Britain now looks a paradigm of -industrial virtue by comparison. We have far fewer strikes and on many other economic measures — with the disturbing exception of the public deficit — Britain consistently performs among the best EU nations. Our economic growth is set to be the best in -western Europe; our unemployment rate is half that of France and Italy and a quarter of that in Spain.
That Britain is outperforming its neighbours can be linked to the many times we have fought EU directives
It is remarkable that Britain’s relative economic performance has not featured more in the EU referendum debate. In 1975, when we last had such a referendum, the Remain campaign (or Yes campaign as it then was, owing to the different wording of the question) could make a powerful case that Britain had much to learn from its European neighbours when it came to running a modern economy. Many Tories agreed, and Margaret Thatcher famously pulled on a sweater showing the flags of Common Market countries. A vote for Europe was a vote to discard the broken British economic model and join the powerhouses of the Continent.
Now the tables have turned, and it is pertinent to ask: why do we set so much store by selling to the stagnant economies of mainland Europe?
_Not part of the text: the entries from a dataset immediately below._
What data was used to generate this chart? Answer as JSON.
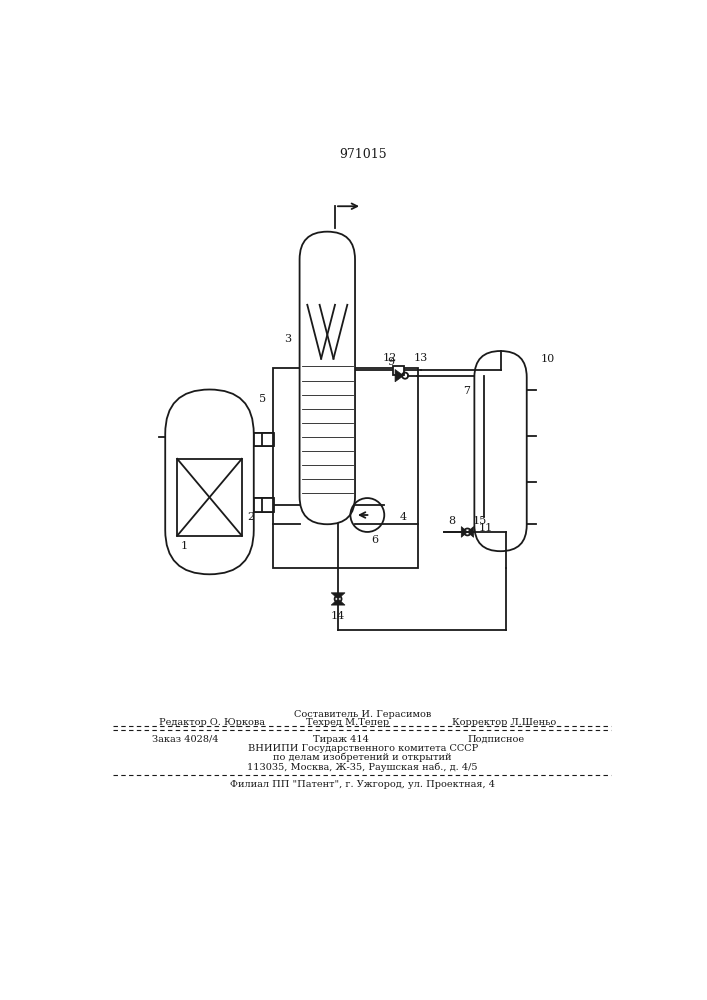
{
  "patent_number": "971015",
  "bg_color": "#ffffff",
  "line_color": "#1a1a1a",
  "lw": 1.3,
  "footer": {
    "line_sestavitel": "Составитель И. Герасимов",
    "line_redaktor": "Редактор О. Юркова",
    "line_tekhred": "Техред М.Тепер",
    "line_korrektor": "Корректор Л.Шеньо",
    "line_zakaz": "Заказ 4028/4",
    "line_tirazh": "Тираж 414",
    "line_podpisnoe": "Подписное",
    "line_vniip1": "ВНИИПИ Государственного комитета СССР",
    "line_vniip2": "по делам изобретений и открытий",
    "line_vniip3": "113035, Москва, Ж-35, Раушская наб., д. 4/5",
    "line_filial": "Филиал ПП \"Патент\", г. Ужгород, ул. Проектная, 4"
  }
}
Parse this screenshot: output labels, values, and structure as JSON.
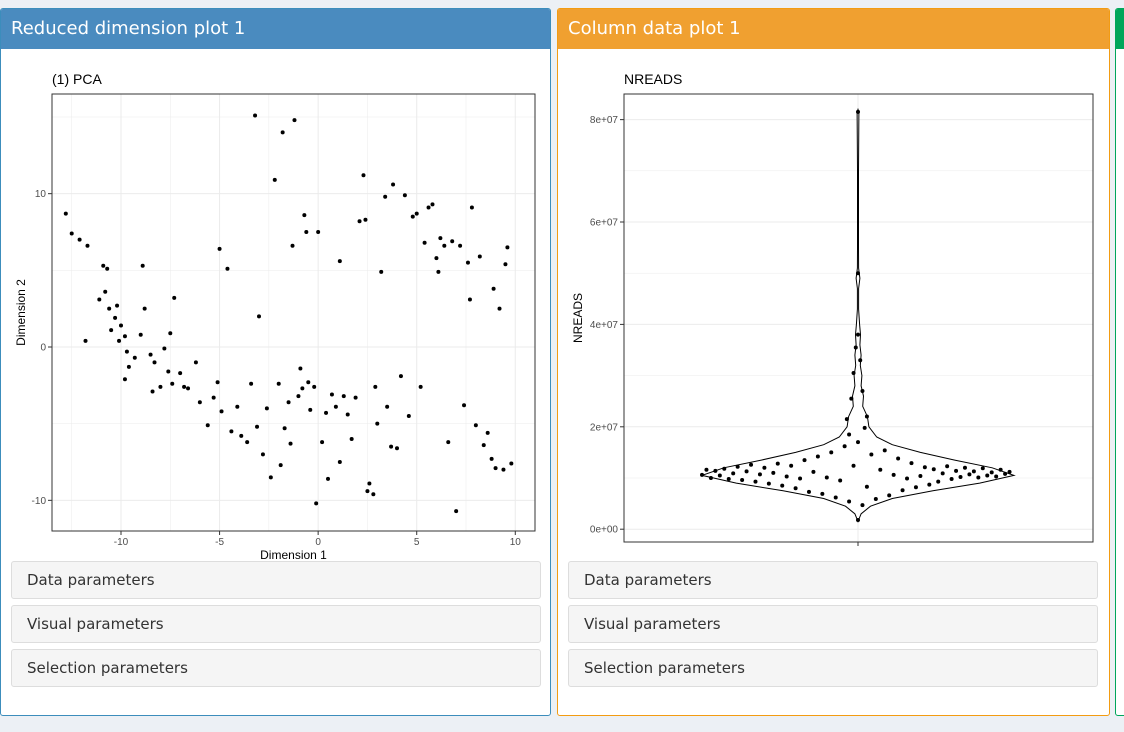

Is such parochialism appropriate in an era of global free trade? If we want to learn anything now, we should be looking to the US, Canada and Singapore. Yet the Leave campaign has been remarkably coy in making this argument. Instead, it has concentrated on migration, bent bananas and how much we might save if we were no longer sending an annual subscription to the EU’s coffers: populist causes which have proved rather easy for the Remain side to attack.
That Britain is doing well is not -simply good luck, or the result of our country being at a different stage in the economic cycle. The blame for the sluggishness of our neighbours’ economies can be laid firmly at the door of the EU. And that Britain is outperforming them can be linked to the many times we have fought to escape EU -directives. The euro continues to hamper the recovery of southern European countries, leaving Greece, Italy and Spain unable to devalue in order to make their exports more attractive.
In many EU countries, unemployment is high because the social chapter has led to inflexible labour markets. As Tony Blair rightly said 20 years ago, there is -nothing ‘social’ about an economic model that excludes so many from employment. The EU’s regulatory instinct is always to dream up ways of preserving existing jobs, building a wall around the world of work. This creates a dichotomy between the protected and the unprotected. A truly social approach to economic prosperity would ask (as Britain does): how can we foster an environment in which new jobs are created?
Tony Blair now claims that in all his time as prime minister there was nothing that the EU prevented him from doing. But then he inherited — and enjoyed — several opt-outs which were denied to the 13 countries that have joined the EU since Blair entered No. 10. At every turn, Britain’s relative success can be traced to the times it broke free from disastrous EU schemes, from the Schengen project to abolish border controls to the single currency itself. Every time -Britain has placed more confidence in itself, and less in Brussels, we have reaped the dividends.
There is an argument that Britain should remain in the EU precisely in order to promote our successful economic philosophy — that it would be better for us in the long run if the likes of France, Italy and Spain were encouraged to create flexible labour markets, and that our influence would be better for them. But while officials at the Foreign Office will always fantasise about governing on behalf of other EU nations, it’s really not in their remit. If the French and Italians wanted a more liberal British-style approach, they’d vote for it.
It’s hard to think of a time when a British voter, looking at the Continent, has had less to envy. At least in part this explains why the polls remain close. In spite of the government’s increasingly shrill warnings, -voters are not persuaded that Britain owes her prosperity to a visibly crisis-struck Europe. It seems that the difficult but successful economic decisions taken by the Prime Minister and his Chancellor have fostered this confidence. It won’t be much consolation to either of them, but if we do end up voting to leave, they may have themselves to blame.